Deep in the backwoods of Northern Arkansas lies a canyon brimming with small yet immaculate sandstone cliffs. Climbers have developed Horseshoe Canyon Ranch over the course of the last few decades, but it has really been put on the radar of the larger climbing community by the “24 Hours of Horseshoe Hell” event, which began in 2005.
The premise and rules of the competition are simple: you and your partner have 24 hours, beginning at the sound of a shotgun at 10:00AM Friday morning, to climb as many pitches and earn as many points as possible. You earn points by climbing routes, each of which is assigned a point value: the harder the route the more points you get. Each route can be climbed twice by each person, but the routes must be lead climbed and must be done clean (without falling or weighting the rope.) Regardless of the rules, the event is less an organized climbing competition and more a 24-hour party for rock climbers. Many people wear costumes, consume excessive amounts of alcohol, and generally try to have an excellent time over the course of the 24 hours. This makes for arguably the most fun climbing event in the country.

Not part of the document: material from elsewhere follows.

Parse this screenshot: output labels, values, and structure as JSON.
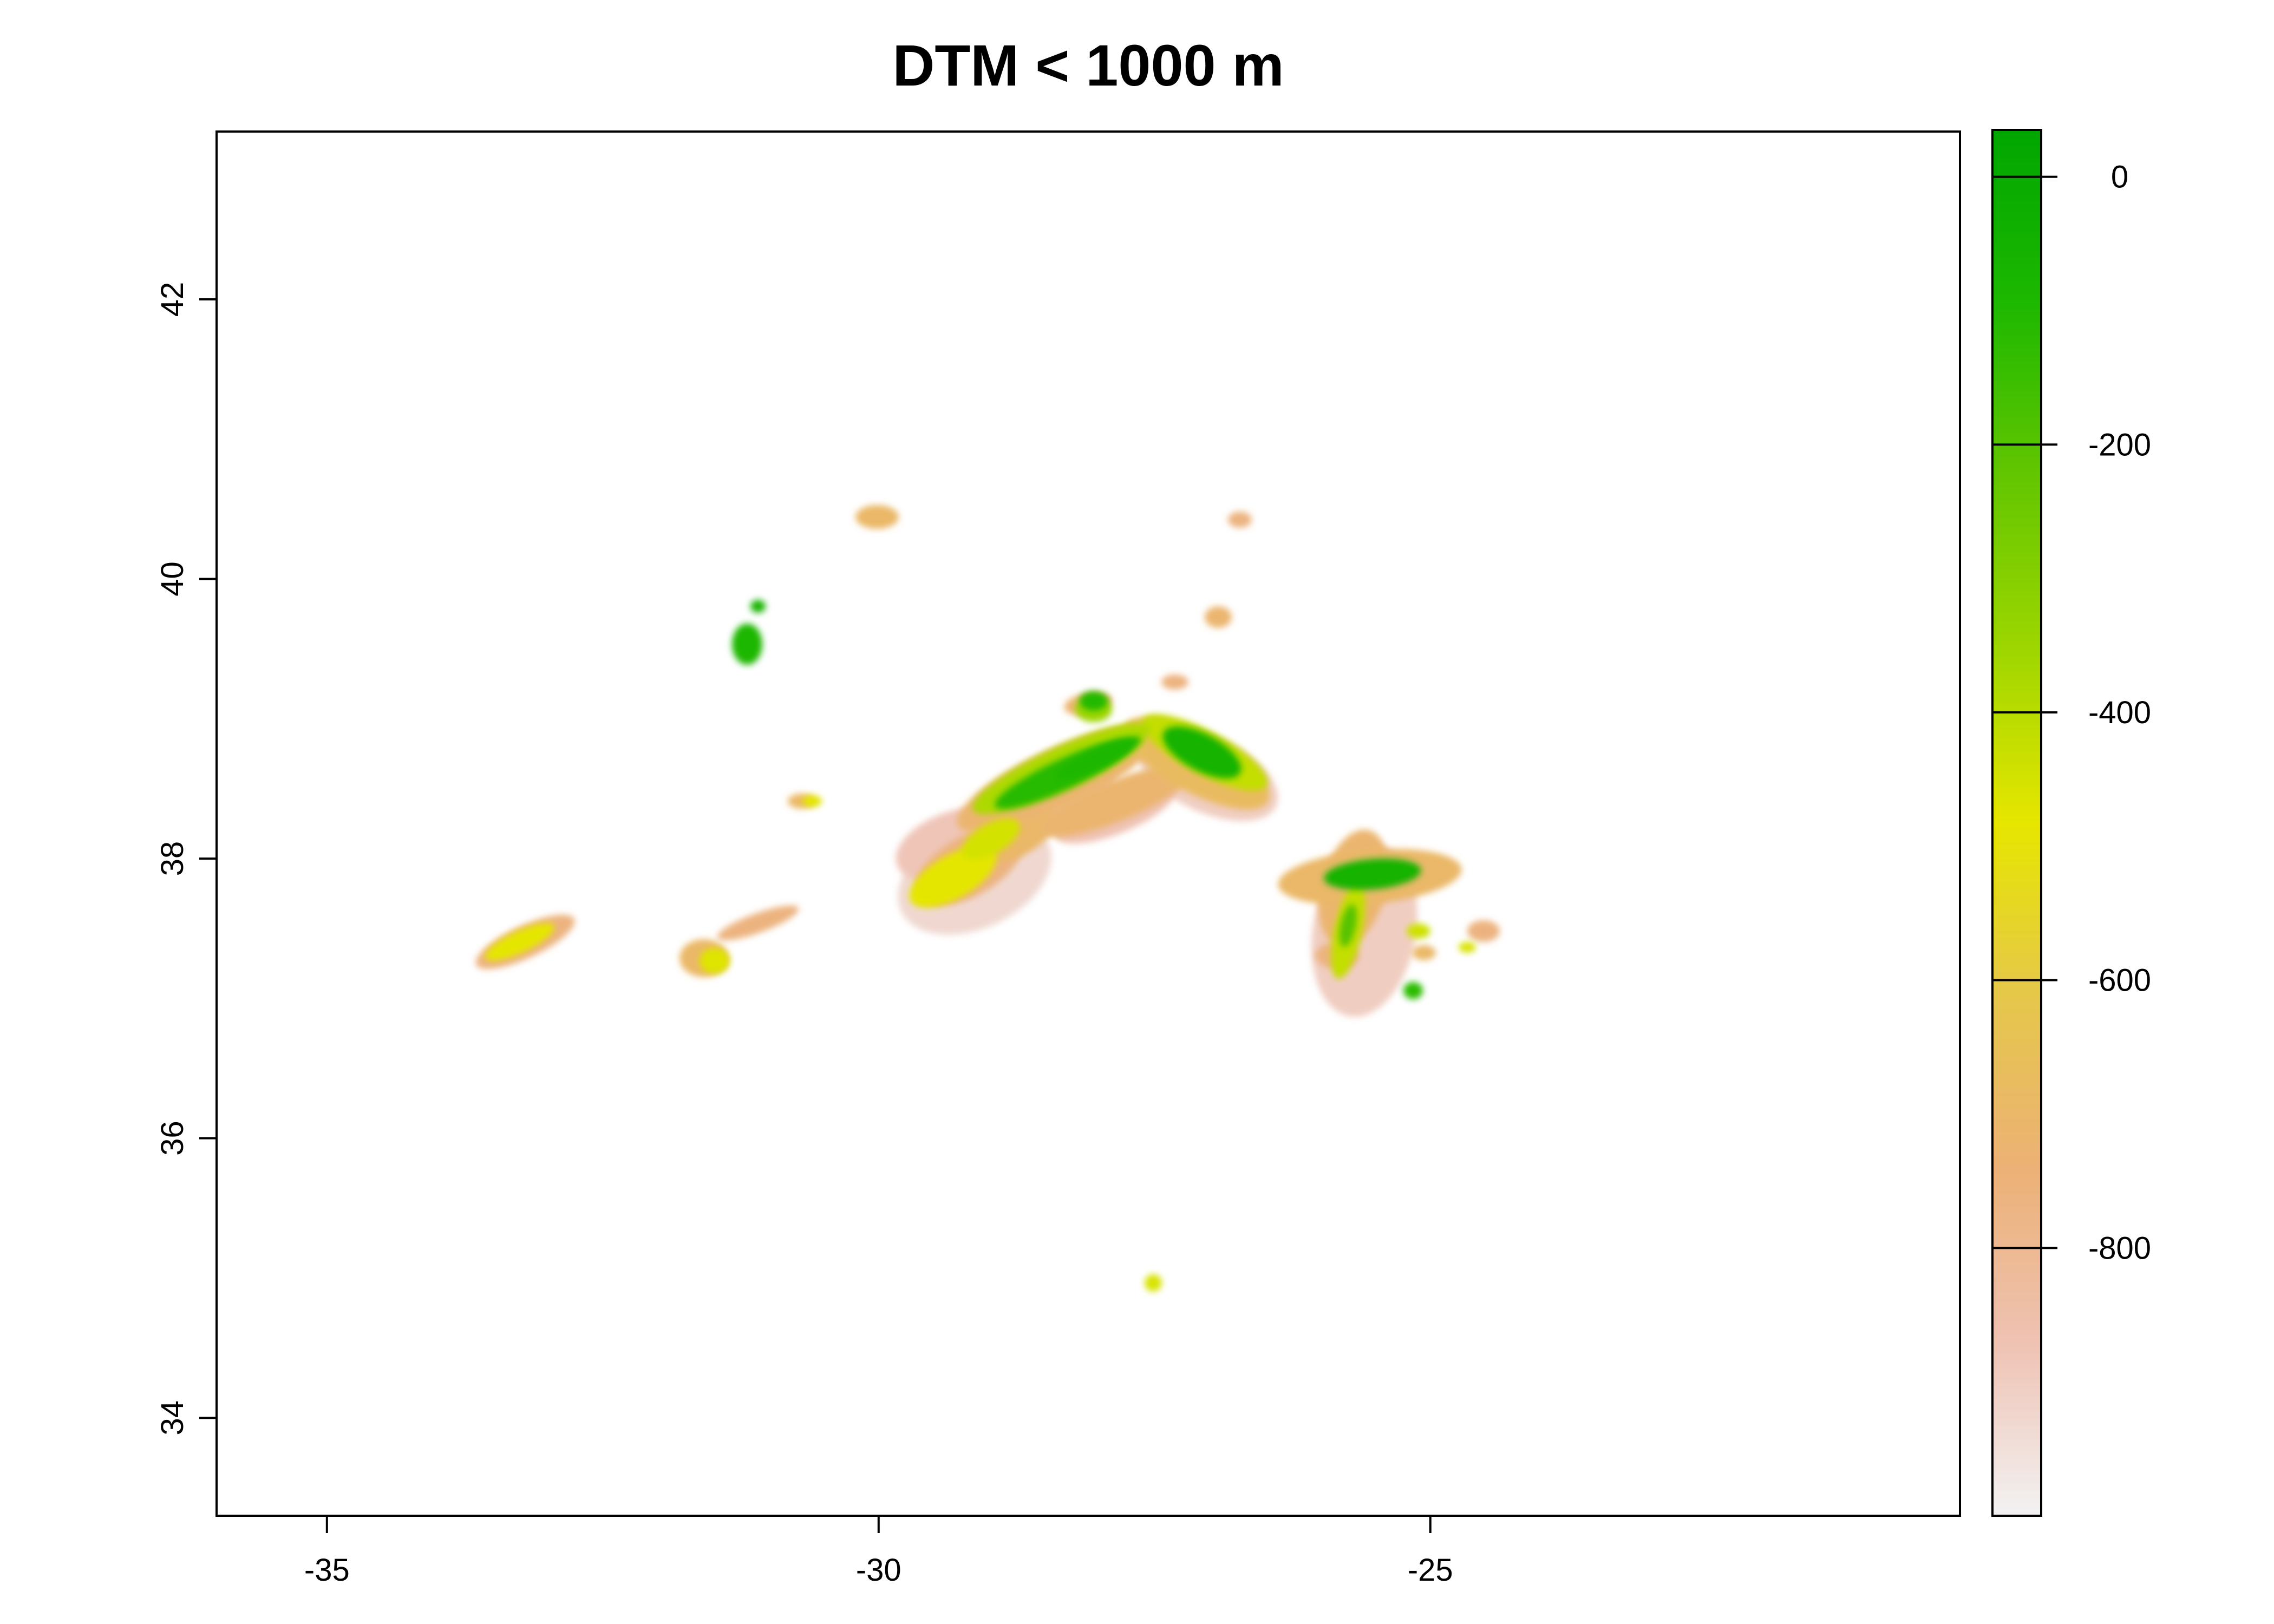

At Horseshoe Canyon Ranch there are hundreds of routes under 5.9, which makes it very reasonable for a fit team to climb upwards of 200 pitches each. In order to win though, you not only have to climb an outrageous number of pitches, but you have to do as many hard routes as you can muster. The previous record holders, Nik Berry and Mason Earle had climbed 387 pitches totaling 76,290 points. That’s a lot of rock climbing! My partner Dalton Bunker and I were optimistic about our abilities, but we didn’t set our expectations too high. We wanted to have fun and join in the festivities while still trying hard and climbing our best. We thought that if we were able to stay on course we might be able to earn 30,000 points each, which would mean climbing approximately 1 pitch each every 7 or 8 minutes given the routes we were planning on completing. We knew that high quality hydration and nutrition would be a huge asset for us, so we packed plenty of Gnarly along.
At the beginning of the day, Dalton and I woke up, filled our bottles full of BCAA’s, recited the climbers’ creed (a sort of pledge of allegiance), and began our day of climbing. When we started out we felt quite strong. Dalton and I climbed nearly 15 pitches every hour for the first couple hours of the day. However, with the mixture of midday sun and southern humidity, we soon found ourselves soaked to the bone in sweat, and burning calories faster than we could replace them. We kept chugging down the Hydration and BCAA’s though, and were able to keep rallying into the wee hours of the night
Around 4:00AM, we could feel ourselves hitting a wall. We were physically and mentally exhausted, and were acutely aware of the 6 grueling hours ahead of us. At that point in the event, we had climbed about 150 pitches each, and the thought of trying to maintain our pace for another 40 pitches was almost unthinkable. After that much climbing, the skin on my fingertips was completely wrecked: it felt as if I was holding my hands a little too close to a campfire, and my feet were aching more deeply than I thought possible. Again, we turned to the Gnarly for a caffeine boost, and as the sun rose, I felt my brain flip 180 degrees. My attitude went from one of dreading the last hours of the event to an attitude of psych beyond measure. Despite hardly being able to walk in a straight line, cramping muscles, and debilitating hand pain, we turned back on. We dug deep into our reserves and kept our pace going until the last seconds before the shotgun rang out to signal the end of the competition.
After the event, Dalton and I took a long nap as we waited for the awards ceremony. At the ceremony it was announced that we had not only won, but we had broken the all-time point record! We had collectively climbed 380 pitches, averaging 5.11a, and totaling 78,760 points. The math on that works out to each of us doing a route every 4 minutes for the entire 24-hour duration. We outdid our highest expectations, and we were incredibly psyched! In order to claim the award, we were required to dive bomb down a massive slip and slide. After awards, there is one final test of endurance: a raging dance party that lasts well into the night. When all is said and done, 24 Hours of Horseshoe Hell makes for an unforgettable weekend in the woods, and Dalton and I would not have been able to do as well as we did without Gnarly.